ARVADA, Colo. — Since the beginning, someone has watched over the memorial of Officer Gordon Beesley who was shot and killed in Arvada on June 21 – the Colorado Fallen Hero Foundation selects a volunteer to do this job.
Don Rohacek has held this job twice in the last three months – in Boulder for Officer Eric Talley and Arvada for Officer Beesley.
The memorial for Officer Beesley began to grow in the moments after he was shot and killed. While in Alaska, Rohacek got a call from the Colorado Fallen Hero Foundation that an officer had died in the line of duty. He took the next flight out and began watching over the memorial at Arvada Police headquarters the next day.
"Every one of these is just an unspeakable tragedy," he said.
He came to Arvada not really knowing anything about Officer Beesley. During his time at the memorial, he met so many people. The stories about him poured in like the flowers and cards to family.
"I have met hundreds of his, I call them his kids," he said.

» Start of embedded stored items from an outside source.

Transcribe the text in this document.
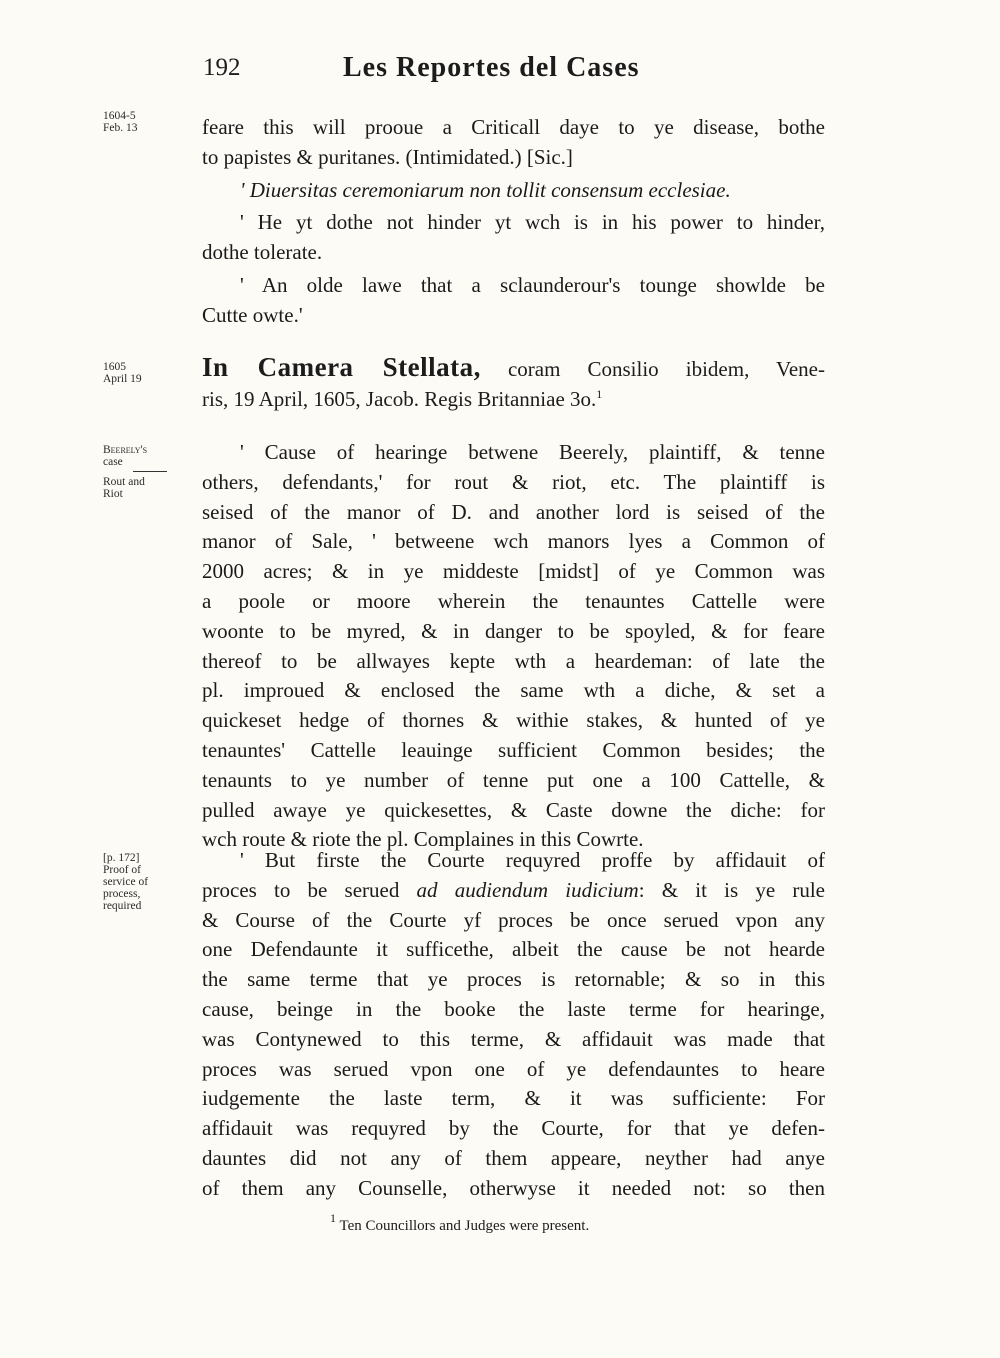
192	Les Reportes del Cases
1604-5
Feb. 13
1605
April 19
Beerely's
case
Rout and
Riot
[p. 172]
Proof of
service of
process,
required
feare this will prooue a Criticall daye to ye disease, bothe
to papistes & puritanes. (Intimidated.) [Sic.]
' Diuersitas ceremoniarum non tollit consensum ecclesiae.
' He yt dothe not hinder yt wch is in his power to hinder,
dothe tolerate.
' An olde lawe that a sclaunderour's tounge showlde be
Cutte owte.'
In Camera Stellata, coram Consilio ibidem, Vene-
ris, 19 April, 1605, Jacob. Regis Britanniae 3o.$^1$
' Cause of hearinge betwene Beerely, plaintiff, & tenne
others, defendants,' for rout & riot, etc. The plaintiff is
seised of the manor of D. and another lord is seised of the
manor of Sale, ' betweene wch manors lyes a Common of
2000 acres; & in ye middeste [midst] of ye Common was
a poole or moore wherein the tenauntes Cattelle were
woonte to be myred, & in danger to be spoyled, & for feare
thereof to be allwayes kepte wth a heardeman: of late the
pl. improued & enclosed the same wth a diche, & set a
quickeset hedge of thornes & withie stakes, & hunted of ye
tenauntes' Cattelle leauinge sufficient Common besides; the
tenaunts to ye number of tenne put one a 100 Cattelle, &
pulled awaye ye quickesettes, & Caste downe the diche: for
wch route & riote the pl. Complaines in this Cowrte.
' But firste the Courte requyred proffe by affidauit of
proces to be serued ad audiendum iudicium: & it is ye rule
& Course of the Courte yf proces be once serued vpon any
one Defendaunte it sufficethe, albeit the cause be not hearde
the same terme that ye proces is retornable; & so in this
cause, beinge in the booke the laste terme for hearinge,
was Contynewed to this terme, & affidauit was made that
proces was serued vpon one of ye defendauntes to heare
iudgemente the laste term, & it was sufficiente: For
affidauit was requyred by the Courte, for that ye defen-
dauntes did not any of them appeare, neyther had anye
of them any Counselle, otherwyse it needed not: so then
$^1$ Ten Councillors and Judges were present.
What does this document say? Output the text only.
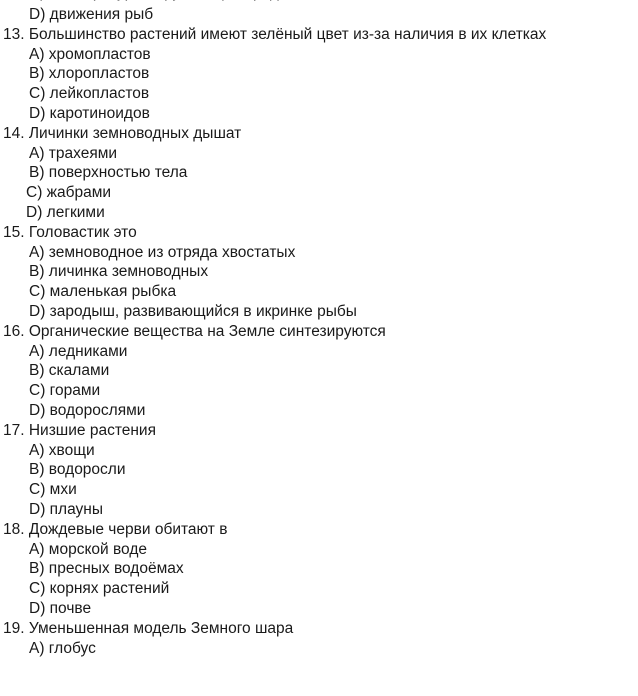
D) движения рыб
13. Большинство растений имеют зелёный цвет из-за наличия в их клетках
А) хромопластов
В) хлоропластов
С) лейкопластов
D) каротиноидов
14. Личинки земноводных дышат
А) трахеями
В) поверхностью тела
С) жабрами
D) легкими
15. Головастик это
А) земноводное из отряда хвостатых
В) личинка земноводных
С) маленькая рыбка
D) зародыш, развивающийся в икринке рыбы
16. Органические вещества на Земле синтезируются
А) ледниками
В) скалами
С) горами
D) водорослями
17. Низшие растения
А) хвощи
В) водоросли
С) мхи
D) плауны
18. Дождевые черви обитают в
А) морской воде
В) пресных водоёмах
С) корнях растений
D) почве
19. Уменьшенная модель Земного шара
А) глобус
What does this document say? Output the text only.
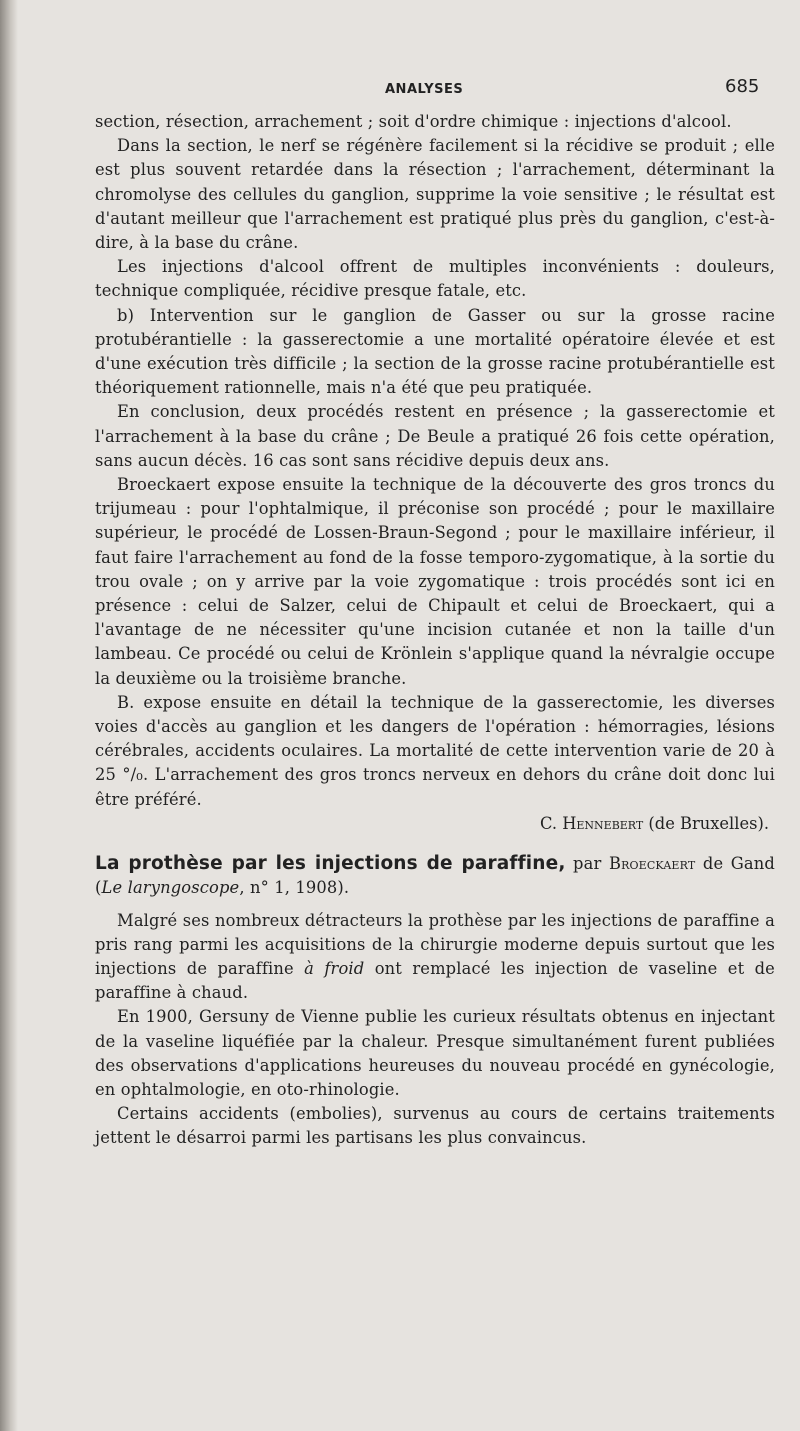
ANALYSES	685

section, résection, arrachement ; soit d'ordre chimique : injections d'alcool.

Dans la section, le nerf se régénère facilement si la récidive se produit ; elle est plus souvent retardée dans la résection ; l'arrachement, déterminant la chromolyse des cellules du ganglion, supprime la voie sensitive ; le résultat est d'autant meilleur que l'arrachement est pratiqué plus près du ganglion, c'est-à-dire, à la base du crâne.

Les injections d'alcool offrent de multiples inconvénients : douleurs, technique compliquée, récidive presque fatale, etc.

b) Intervention sur le ganglion de Gasser ou sur la grosse racine protubérantielle : la gasserectomie a une mortalité opératoire élevée et est d'une exécution très difficile ; la section de la grosse racine protubérantielle est théoriquement rationnelle, mais n'a été que peu pratiquée.

En conclusion, deux procédés restent en présence ; la gasserectomie et l'arrachement à la base du crâne ; De Beule a pratiqué 26 fois cette opération, sans aucun décès. 16 cas sont sans récidive depuis deux ans.

Broeckaert expose ensuite la technique de la découverte des gros troncs du trijumeau : pour l'ophtalmique, il préconise son procédé ; pour le maxillaire supérieur, le procédé de Lossen-Braun-Segond ; pour le maxillaire inférieur, il faut faire l'arrachement au fond de la fosse temporo-zygomatique, à la sortie du trou ovale ; on y arrive par la voie zygomatique : trois procédés sont ici en présence : celui de Salzer, celui de Chipault et celui de Broeckaert, qui a l'avantage de ne nécessiter qu'une incision cutanée et non la taille d'un lambeau. Ce procédé ou celui de Krönlein s'applique quand la névralgie occupe la deuxième ou la troisième branche.

B. expose ensuite en détail la technique de la gasserectomie, les diverses voies d'accès au ganglion et les dangers de l'opération : hémorragies, lésions cérébrales, accidents oculaires. La mortalité de cette intervention varie de 20 à 25 °/₀. L'arrachement des gros troncs nerveux en dehors du crâne doit donc lui être préféré.

C. Hennebert (de Bruxelles).

La prothèse par les injections de paraffine, par Broeckaert de Gand (Le laryngoscope, n° 1, 1908).

Malgré ses nombreux détracteurs la prothèse par les injections de paraffine a pris rang parmi les acquisitions de la chirurgie moderne depuis surtout que les injections de paraffine à froid ont remplacé les injection de vaseline et de paraffine à chaud.

En 1900, Gersuny de Vienne publie les curieux résultats obtenus en injectant de la vaseline liquéfiée par la chaleur. Presque simultanément furent publiées des observations d'applications heureuses du nouveau procédé en gynécologie, en ophtalmologie, en oto-rhinologie.

Certains accidents (embolies), survenus au cours de certains traitements jettent le désarroi parmi les partisans les plus convaincus.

Officer Beesley was a beloved school resource officer at Oberon Middle School and it did not take Rohacek very long to understand the impact the man left behind.
"A man who was an alcoholic and Officer Beesley arrested him seven years ago," he said. "He had just celebrated seven years of sobriety and he credited Officer Beesley with helping him turn that around and how much better his life was without alcohol."
Rohacek shared another story from two sisters who knew Officer Beesley as children.
"When they were little girls their father had to be taken out of the home and they were just lost," he said. "Officer Beesley recognized that and he would go to their home on his own time and play board games and talk with the girls and mentor the girls."
Protecting and taking care of this sacred place is a way for Rohacek to honor the family.
"Johnny Hurley is a hero. Officer Gordon Beesley is a hero and I just want their families to know how much that everyone supports them," he said.
He believes it is necessary to show respect and recognize the sacrifice of every fallen officer.
"Being vocal and supporting and it matters. These folks need to know that they matter," he said.
It is a job he views as a privilege – a job he hopes he never has to do again.
"We need to show respect and recognize the sacrifice," he said.